Hepatic steatosis is very common; more than 20% of patients planned for liver resection have some degree of steatosis [5]. Marsman et al. showed that livers with up to 30% steatosis used for LDLT could result in a decreased rate of 4-month graft and 2-year patient survival rates [23]. Rinella et al. reported that a donor with BMI less than 25 has a low risk of hepatic steatosis [24]. Consequently, some institutions have tried to improve hepatic steatosis with weight reduction. For example, Hwang et al. educated their donors to adhere to a low-calorie balanced diet (25–30 calories×ideal body weight [kg] per day), aerobic exercise, and total abstinence from alcohol [14]. Nakamuta et al. treated donors with hepatic steatosis more strictly, with an initial oral diet intake of 1,400 kcal per day for 2 days, an then intake of 1,200 kcal per day orally for 2 days. The last-step maintenance oral diet intake was 1,000 kcal per day containing 131 g per day of carbohydrate, 92 g per day of protein, and 13 g per day of fat. Simultaneously, they educated donors to adhere to an exercise program with the goal of burning 600 kcal per day (200 kcal×3 exercise sessions), mainly with a stationary bike. For medication, donors were administered bezafibrate (400 mg/day) until the day of surgery [2]. Both studies showed improvement in hepatic steatosis in donors. LDLT was then performed without any adverse events in either donors or recipients. In addition to these studies, various combination therapies for steatosis with restricted diet and exercise have been reported [25-29].

The same results were obtained with the simple treatment of weight reduction in the current study.
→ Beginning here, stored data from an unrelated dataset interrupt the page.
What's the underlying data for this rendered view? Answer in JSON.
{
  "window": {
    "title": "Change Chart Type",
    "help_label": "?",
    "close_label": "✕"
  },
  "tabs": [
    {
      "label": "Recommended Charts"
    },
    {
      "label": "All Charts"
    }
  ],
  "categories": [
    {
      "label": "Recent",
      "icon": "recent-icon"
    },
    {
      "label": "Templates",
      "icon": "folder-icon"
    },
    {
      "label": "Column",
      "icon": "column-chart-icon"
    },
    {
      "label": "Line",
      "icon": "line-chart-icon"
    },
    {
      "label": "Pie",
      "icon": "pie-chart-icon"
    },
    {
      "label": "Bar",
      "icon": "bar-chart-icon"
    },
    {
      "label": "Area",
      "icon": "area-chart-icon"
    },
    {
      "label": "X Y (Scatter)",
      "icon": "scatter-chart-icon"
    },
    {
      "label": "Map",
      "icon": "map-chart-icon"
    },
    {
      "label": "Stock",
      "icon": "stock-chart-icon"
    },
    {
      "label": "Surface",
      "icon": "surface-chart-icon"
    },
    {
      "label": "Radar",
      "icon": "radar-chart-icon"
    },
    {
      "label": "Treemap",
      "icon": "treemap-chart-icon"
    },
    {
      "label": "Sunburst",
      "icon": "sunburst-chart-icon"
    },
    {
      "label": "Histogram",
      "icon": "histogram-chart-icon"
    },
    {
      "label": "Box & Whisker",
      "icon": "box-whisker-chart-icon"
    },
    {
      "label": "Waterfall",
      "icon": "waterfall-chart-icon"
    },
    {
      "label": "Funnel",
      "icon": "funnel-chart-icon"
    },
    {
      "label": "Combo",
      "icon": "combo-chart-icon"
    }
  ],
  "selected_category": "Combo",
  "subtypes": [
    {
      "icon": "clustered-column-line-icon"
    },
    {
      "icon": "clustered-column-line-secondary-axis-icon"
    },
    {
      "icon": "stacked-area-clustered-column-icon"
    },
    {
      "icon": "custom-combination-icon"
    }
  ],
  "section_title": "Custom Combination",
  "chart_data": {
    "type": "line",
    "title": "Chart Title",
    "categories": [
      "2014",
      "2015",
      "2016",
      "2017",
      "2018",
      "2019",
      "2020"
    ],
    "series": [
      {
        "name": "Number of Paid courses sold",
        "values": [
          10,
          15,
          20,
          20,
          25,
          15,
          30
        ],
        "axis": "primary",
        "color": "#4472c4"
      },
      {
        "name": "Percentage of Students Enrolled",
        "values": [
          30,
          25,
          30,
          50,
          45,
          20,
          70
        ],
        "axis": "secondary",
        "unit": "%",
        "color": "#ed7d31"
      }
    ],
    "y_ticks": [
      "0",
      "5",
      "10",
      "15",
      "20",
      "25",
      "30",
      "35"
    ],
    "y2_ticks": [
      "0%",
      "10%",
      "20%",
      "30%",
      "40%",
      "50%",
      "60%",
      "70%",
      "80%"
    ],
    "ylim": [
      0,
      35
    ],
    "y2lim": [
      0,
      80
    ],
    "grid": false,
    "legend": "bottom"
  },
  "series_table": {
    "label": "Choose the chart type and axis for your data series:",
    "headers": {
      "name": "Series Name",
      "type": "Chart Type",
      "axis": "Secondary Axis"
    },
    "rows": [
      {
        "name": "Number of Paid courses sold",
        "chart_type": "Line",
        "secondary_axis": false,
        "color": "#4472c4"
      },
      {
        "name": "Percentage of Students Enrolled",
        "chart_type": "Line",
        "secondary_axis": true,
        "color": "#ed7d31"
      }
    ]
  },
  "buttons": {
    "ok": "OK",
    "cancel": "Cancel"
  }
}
Because this method is more efficient and simpler to comply with, it is a promising way to ensure the safety of donors and expand the pool of available liver transplant donors.

The Asian population tends to have a higher percentage of non-obese patients with nonalcoholic fatty liver disease (NAFLD) than the Western population [30]. Therefore, prevalence of low BMI and hepatic steatosis may be high. For example, prevalence of NAFLD in non-obese patients was 16.14% in Korea [31]. Our study excluded donors with hepatic steatosis but with low BMI from the RD group. Therefore, further studies are required of donors with hepatic steatosis and low BMI, with the goal of expanding the donor pool.

This study should be interpreted with certain limitations in mind. It was retrospective and conducted at a single center with a small number of subjects.

Conclusions

Simple weight reduction improves steatosis and contributes to safer LDLT for both recipients and donors. Importantly, our findings indicate that even steatotic livers can be used for LDLT after the donors adhere to a simple weight reduction protocol.